Lenders usually look at an average of your income over the past two to three years to gauge stability.
Providing detailed records, such as tax returns, bank statements, and contracts, can strengthen your application.
If you have multiple part-time jobs or side gigs, your overall income can be substantial but varied.
Lenders will generally consider income from multiple jobs, especially if they have been held consistently over a long period.
When applying for a mortgage, having payslips, P60s, or contracts for each role can demonstrate to lenders that your income is reliable and ongoing.
Company directors often rely on dividends from their limited company as part of their income.
While traditional lenders may only consider salary, some specialist lenders will factor in both salary and dividends when assessing affordability.
In some cases, they may also take into account retained profits in your business, providing a more comprehensive view of your financial situation.
Rental income from buy to let properties or lodgers can be used to support your mortgage application.
Lenders may consider a percentage of your rental income, typically around 50-75%, when calculating affordability.
To include rental income, you’ll need to provide documentation such as tenancy agreements, tax returns, and evidence of consistent rental payments.
If a significant portion of your income comes from bonuses or commissions, some lenders will factor these into their assessment.
They often take an average over the past two to three years to establish a reliable income level.
Income from investments, such as stocks, bonds, or savings accounts, can also be considered by some lenders.
This income is often variable, so lenders will usually look at a consistent pattern of withdrawals or interest payments over several years.
Providing clear documentation of your investments, including bank statements and tax returns, can support your application and demonstrate your financial stability.
Seasonal workers, such as those in agriculture or tourism, can also have complex incomes due to fluctuations throughout the year.

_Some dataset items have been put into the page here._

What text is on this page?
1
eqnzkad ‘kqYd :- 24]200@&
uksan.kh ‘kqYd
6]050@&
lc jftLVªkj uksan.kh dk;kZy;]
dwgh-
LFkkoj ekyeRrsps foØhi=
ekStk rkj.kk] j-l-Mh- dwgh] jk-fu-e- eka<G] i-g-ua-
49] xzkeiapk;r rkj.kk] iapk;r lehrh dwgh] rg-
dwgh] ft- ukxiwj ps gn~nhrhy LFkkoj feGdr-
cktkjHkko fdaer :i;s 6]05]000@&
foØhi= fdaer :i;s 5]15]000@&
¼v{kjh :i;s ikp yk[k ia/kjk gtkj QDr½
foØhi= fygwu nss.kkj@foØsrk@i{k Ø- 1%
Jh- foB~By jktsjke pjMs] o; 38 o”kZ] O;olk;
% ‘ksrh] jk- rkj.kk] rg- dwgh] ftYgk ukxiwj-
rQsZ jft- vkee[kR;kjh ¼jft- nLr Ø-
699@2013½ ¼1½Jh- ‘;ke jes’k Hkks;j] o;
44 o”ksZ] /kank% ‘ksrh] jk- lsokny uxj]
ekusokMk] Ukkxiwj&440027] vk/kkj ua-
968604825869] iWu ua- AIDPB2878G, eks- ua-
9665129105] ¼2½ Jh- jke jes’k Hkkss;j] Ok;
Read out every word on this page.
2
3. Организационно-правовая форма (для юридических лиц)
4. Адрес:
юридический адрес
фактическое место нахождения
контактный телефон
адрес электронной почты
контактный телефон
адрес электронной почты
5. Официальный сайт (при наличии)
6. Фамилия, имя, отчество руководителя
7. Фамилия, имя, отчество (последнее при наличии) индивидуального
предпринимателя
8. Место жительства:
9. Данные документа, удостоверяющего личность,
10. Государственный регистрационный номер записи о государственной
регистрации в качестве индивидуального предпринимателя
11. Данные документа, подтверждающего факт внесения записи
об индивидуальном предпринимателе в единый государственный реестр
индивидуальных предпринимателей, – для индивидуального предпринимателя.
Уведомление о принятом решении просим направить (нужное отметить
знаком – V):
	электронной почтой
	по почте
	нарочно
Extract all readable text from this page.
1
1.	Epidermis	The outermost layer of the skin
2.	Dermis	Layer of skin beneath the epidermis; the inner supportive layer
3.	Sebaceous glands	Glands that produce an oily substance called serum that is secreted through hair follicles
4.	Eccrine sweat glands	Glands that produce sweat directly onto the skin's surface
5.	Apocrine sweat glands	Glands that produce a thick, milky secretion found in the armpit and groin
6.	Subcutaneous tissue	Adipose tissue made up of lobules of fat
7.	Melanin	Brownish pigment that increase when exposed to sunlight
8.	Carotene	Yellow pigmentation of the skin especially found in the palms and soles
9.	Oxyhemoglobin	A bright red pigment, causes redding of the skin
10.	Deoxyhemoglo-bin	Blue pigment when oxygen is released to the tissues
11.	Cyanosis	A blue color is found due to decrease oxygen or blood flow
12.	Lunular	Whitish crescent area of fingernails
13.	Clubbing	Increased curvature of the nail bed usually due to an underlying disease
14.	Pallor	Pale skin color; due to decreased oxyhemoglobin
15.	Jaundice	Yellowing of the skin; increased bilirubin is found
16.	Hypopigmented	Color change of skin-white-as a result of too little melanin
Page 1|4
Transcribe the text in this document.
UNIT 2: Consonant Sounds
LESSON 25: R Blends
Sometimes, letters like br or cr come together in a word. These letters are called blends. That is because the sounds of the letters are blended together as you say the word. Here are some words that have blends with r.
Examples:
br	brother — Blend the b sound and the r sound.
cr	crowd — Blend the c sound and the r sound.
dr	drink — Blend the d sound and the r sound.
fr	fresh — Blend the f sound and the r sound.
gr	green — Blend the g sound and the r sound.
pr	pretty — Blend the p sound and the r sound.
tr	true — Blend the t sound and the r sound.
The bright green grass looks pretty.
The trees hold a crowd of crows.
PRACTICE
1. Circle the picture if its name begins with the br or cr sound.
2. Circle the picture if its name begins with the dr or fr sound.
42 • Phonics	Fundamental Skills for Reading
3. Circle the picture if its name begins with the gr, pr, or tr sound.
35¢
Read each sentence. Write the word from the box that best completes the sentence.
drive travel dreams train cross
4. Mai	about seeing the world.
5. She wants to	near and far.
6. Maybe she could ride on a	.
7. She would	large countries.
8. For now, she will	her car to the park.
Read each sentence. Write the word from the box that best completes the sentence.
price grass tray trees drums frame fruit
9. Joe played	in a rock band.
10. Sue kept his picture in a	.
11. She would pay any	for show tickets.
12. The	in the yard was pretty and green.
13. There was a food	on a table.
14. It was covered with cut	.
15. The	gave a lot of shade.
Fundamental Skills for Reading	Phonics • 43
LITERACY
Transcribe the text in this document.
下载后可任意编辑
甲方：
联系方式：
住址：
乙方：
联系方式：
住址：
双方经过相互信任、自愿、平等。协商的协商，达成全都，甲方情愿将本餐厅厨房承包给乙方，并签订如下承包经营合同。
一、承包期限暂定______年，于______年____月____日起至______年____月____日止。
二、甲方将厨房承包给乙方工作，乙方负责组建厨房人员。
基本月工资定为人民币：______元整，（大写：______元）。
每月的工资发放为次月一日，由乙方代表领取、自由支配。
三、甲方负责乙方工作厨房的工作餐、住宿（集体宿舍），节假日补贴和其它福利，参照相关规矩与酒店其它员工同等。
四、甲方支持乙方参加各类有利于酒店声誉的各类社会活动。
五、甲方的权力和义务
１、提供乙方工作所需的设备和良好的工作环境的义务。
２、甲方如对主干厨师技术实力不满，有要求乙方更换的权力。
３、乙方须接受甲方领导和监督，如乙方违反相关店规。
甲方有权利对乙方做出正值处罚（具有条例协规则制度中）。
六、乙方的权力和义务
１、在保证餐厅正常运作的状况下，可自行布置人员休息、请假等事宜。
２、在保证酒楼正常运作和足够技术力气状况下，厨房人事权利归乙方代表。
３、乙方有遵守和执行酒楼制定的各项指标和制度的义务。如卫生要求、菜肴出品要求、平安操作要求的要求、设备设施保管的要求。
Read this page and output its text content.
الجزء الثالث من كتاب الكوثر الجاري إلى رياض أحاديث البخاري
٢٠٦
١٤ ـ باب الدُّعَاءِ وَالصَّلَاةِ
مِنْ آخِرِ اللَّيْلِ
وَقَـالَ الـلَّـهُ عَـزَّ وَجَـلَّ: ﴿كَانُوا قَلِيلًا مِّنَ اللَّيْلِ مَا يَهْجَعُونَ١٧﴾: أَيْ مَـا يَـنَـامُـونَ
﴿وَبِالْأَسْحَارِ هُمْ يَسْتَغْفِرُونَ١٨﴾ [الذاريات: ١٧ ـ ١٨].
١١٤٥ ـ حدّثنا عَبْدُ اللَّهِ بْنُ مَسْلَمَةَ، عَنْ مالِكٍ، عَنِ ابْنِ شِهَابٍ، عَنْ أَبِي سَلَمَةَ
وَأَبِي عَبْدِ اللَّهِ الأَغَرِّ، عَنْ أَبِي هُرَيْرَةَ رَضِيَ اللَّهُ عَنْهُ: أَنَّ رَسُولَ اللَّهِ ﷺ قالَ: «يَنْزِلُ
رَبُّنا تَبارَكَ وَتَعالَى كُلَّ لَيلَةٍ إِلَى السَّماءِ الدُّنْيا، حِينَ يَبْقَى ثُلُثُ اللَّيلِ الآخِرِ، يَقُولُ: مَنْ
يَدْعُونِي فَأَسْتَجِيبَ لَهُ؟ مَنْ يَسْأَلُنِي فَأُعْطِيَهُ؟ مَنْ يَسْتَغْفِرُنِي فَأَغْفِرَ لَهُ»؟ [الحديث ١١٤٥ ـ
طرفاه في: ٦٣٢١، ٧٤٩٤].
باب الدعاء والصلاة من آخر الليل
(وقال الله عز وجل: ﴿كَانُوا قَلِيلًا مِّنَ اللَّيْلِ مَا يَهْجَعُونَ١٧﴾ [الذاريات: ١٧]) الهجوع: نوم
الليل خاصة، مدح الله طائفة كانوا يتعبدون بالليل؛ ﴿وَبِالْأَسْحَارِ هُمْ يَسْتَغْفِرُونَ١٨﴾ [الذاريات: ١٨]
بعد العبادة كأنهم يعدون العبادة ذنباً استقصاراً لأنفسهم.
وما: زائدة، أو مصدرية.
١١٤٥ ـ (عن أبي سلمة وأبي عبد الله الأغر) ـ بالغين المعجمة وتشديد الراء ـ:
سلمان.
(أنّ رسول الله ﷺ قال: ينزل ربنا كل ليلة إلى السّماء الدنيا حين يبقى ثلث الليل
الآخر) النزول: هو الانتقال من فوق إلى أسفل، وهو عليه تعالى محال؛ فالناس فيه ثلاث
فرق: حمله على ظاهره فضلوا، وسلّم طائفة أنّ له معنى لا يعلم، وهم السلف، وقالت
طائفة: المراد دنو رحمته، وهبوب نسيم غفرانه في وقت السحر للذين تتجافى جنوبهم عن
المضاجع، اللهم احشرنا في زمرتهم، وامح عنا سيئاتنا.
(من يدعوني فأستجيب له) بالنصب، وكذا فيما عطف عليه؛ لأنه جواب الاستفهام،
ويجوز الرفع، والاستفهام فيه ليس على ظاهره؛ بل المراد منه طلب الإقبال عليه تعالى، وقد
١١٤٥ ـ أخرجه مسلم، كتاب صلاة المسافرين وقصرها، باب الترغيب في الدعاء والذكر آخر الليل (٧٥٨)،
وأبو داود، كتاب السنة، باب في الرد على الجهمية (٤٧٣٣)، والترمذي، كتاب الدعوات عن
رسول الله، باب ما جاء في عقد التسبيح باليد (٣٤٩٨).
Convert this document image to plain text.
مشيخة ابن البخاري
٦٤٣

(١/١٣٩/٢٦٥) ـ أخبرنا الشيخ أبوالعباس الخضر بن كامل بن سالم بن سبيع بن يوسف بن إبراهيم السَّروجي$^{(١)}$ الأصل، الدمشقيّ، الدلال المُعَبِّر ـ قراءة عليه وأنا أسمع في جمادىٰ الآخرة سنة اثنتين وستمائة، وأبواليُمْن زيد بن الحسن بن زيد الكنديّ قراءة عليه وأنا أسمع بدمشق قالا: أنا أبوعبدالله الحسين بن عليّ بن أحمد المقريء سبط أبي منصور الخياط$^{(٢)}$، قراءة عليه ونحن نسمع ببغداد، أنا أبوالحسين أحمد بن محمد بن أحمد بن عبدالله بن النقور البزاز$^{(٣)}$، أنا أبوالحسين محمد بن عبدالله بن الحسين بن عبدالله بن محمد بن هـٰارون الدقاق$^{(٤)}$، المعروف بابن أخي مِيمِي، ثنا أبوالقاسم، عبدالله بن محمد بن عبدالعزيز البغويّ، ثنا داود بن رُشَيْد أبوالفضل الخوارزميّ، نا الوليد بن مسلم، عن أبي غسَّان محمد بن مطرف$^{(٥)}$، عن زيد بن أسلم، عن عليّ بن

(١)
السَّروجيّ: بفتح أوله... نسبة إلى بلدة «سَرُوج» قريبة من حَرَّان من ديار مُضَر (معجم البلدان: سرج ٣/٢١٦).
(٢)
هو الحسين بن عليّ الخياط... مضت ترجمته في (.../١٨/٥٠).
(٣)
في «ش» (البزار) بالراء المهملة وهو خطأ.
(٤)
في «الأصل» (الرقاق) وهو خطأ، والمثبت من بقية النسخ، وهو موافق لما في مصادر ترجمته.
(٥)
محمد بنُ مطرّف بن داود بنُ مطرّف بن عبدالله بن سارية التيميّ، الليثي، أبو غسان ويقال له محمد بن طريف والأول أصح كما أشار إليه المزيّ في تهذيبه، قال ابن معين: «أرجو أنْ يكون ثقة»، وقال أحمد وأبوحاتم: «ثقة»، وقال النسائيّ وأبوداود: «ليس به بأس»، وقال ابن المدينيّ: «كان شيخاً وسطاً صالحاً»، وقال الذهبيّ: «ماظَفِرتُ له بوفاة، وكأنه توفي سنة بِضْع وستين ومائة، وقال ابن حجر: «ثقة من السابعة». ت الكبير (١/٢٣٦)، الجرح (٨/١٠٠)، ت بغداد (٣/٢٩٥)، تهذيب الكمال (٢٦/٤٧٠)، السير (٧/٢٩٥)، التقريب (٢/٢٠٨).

Lenders may average out your seasonal income over two to three years to get an accurate picture of your overall earnings.
Submitting records of past seasonal earnings can help show a reliable pattern to potential lenders.
Contractors working on fixed-term or short-term contracts often face challenges in securing a contractor mortgage due to the perceived lack of income stability.
Some lenders, though, are more flexible and will assess your income based on contract rates, contract history, and future job prospects.
Keeping detailed records of contracts and payment history can be key to a successful application.
For those who regularly receive overtime pay or work shifts with variable rates, some lenders are willing to consider this income.
Typically, they will average the additional earnings over a period of time, usually the last 6 to 12 months, to gauge how reliable it is.
Providing payslips and employment contracts can help demonstrate the consistency of this extra income.
For retirees, pension income can be considered as part of a mortgage application, especially for later life mortgages or remortgages.
Examples of later life mortgage options include retirement interest-only mortgages, equity release, lifetime mortgages and home reversion plans.
Lenders will look at your pension statements to assess the stability and amount of income you receive, potentially allowing you to borrow against your retirement income.